Boulder City P.E.O. has been advancing women’s causes since 1945

Since 1945, a group of Boulder City women has been pushing for and celebrating the advancement of women in society as part of an international effort that shares the same message.

The Philanthropic Educational Organization of Boulder City, or P.E.O. as it’s more commonly known, consists of two chapters with about 75 women combined who want nothing more than to help women succeed in the future.

P.E.O. was established in Iowa in 1869 by seven teenagers, but has since grown into an organization with roughly 240,000 members across the U.S. and Canada. The group raises money for scholarships, grants and other funds to help women advance their education and achieve their highest aspirations.

Interested women must be at least 18 years old to join P.E.O., and entrance is by invitation only.

“What we look for in a woman is, is she congenial with our group?” said Sharon Wieczorek, who’s been a member of Boulder City’s P.E.O. since 1991.

Each chapter meets twice a month, usually in the home of one of its members, and members from both chapters meet the first Saturday of each month for breakfast at the Boulder Dam Hotel.

Each chapter consists of seven officers: a president, vice president, guard, chaplain, treasurer and two secretaries.

Educating women and helping them achieve their dreams is the focal point of the organization, and member Nancy Locke, who’s been a part of the organization since 2006, is extremely passionate about its cause.

“We’re a philanthropic organization,” she said. “If you don’t have a passion for educating women, it’s probably not the group for you. That’s what connects us all, and that’s what P.E.O.’s about.”

P.E.O. has about 1,400 members in 36 chapters across Nevada, including 13 chapters in Clark County. The group has provided scholarships to Boulder City High School female students for the past 30 years.

Boulder City’s P.E.O. chapter holds a handful of fundraisers every year in order to fund the many scholarships it offers.

“We strive really hard to focus on the positives of our sisters,” said member Christina Lodge. “We’re there to give love to each other, and that’s what I see happening.”

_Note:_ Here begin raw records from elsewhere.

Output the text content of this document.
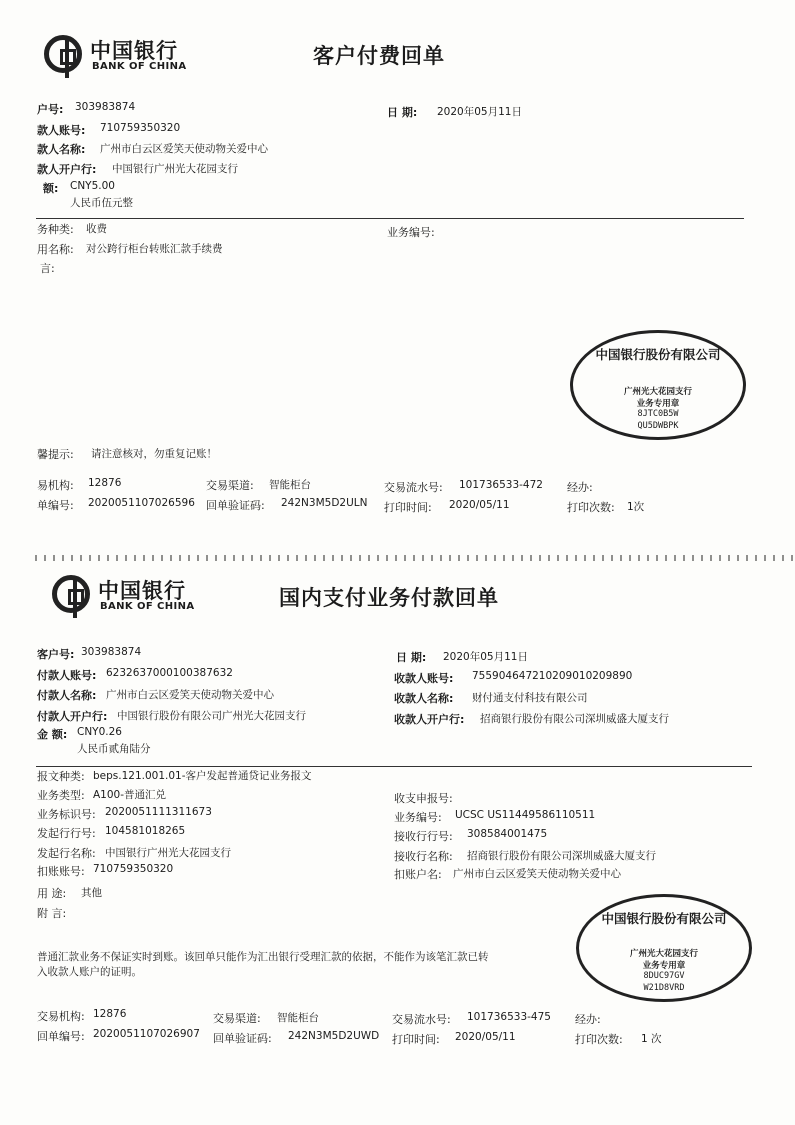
中国银行
BANK OF CHINA	客户付费回单
户号: 303983874	日 期: 2020年05月11日
款人账号: 710759350320
款人名称: 广州市白云区爱笑天使动物关爱中心
款人开户行: 中国银行广州光大花园支行
额: CNY5.00
人民币伍元整
务种类: 收费	业务编号:
用名称: 对公跨行柜台转账汇款手续费
言:
中国银行股份有限公司
广州光大花园支行
业务专用章
8JTC0B5W
QU5DWBPK
馨提示: 请注意核对，勿重复记账！
易机构: 12876	交易渠道: 智能柜台	交易流水号: 101736533-472 经办:
单编号: 2020051107026596 回单验证码: 242N3M5D2ULN 打印时间: 2020/05/11	打印次数: 1次
中国银行
BANK OF CHINA	国内支付业务付款回单
客户号: 303983874	日 期: 2020年05月11日
付款人账号: 6232637000100387632	收款人账号: 755904647210209010209890
付款人名称: 广州市白云区爱笑天使动物关爱中心	收款人名称: 财付通支付科技有限公司
付款人开户行: 中国银行股份有限公司广州光大花园支行	收款人开户行: 招商银行股份有限公司深圳威盛大厦支行
金 额: CNY0.26
人民币贰角陆分
报文种类: beps.121.001.01-客户发起普通贷记业务报文
业务类型: A100-普通汇兑	收支申报号:
业务标识号: 2020051111311673	业务编号: UCSC US11449586110511
发起行行号: 104581018265	接收行行号: 308584001475
发起行名称: 中国银行广州光大花园支行	接收行名称: 招商银行股份有限公司深圳威盛大厦支行
扣账账号: 710759350320	扣账户名: 广州市白云区爱笑天使动物关爱中心
用 途: 其他
附 言:
普通汇款业务不保证实时到账。该回单只能作为汇出银行受理汇款的依据，不能作为该笔汇款已转
入收款人账户的证明。
中国银行股份有限公司
广州光大花园支行
业务专用章
8DUC97GV
W21D8VRD
交易机构: 12876	交易渠道: 智能柜台	交易流水号: 101736533-475 经办:
回单编号: 2020051107026907 回单验证码: 242N3M5D2UWD 打印时间: 2020/05/11	打印次数: 1 次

In addition to the growth in its membership since its inception nearly 150 years ago, the P.E.O. also owns and operates Cottey College, a small liberal arts school in Nevada, Mo., about 100 miles south of Kansas City, since 1927.

The student population, consisting of about 350 women, are represented by 40 states and 26 countries, according to the college’s website.

Though the group has no political affiliation, Wieczorek is content knowing that its cause has helped numerous women succeed throughout the years.

“Women are much more independent today than they ever have been,” she said.

Nevada P.E.O. members meet once a year for their state convention, which the Boulder City P.E.O. will host in a few years. The organization encourages the interest of potential members who also want to help advance women’s success across the world.

“What I have enjoyed hearing and seeing is the women who come from foreign countries. To listen to how they feel about the opportunity that’s been given to them, it’s kind of opened their world,” Lodge said. “That’s something I’ve enjoyed.”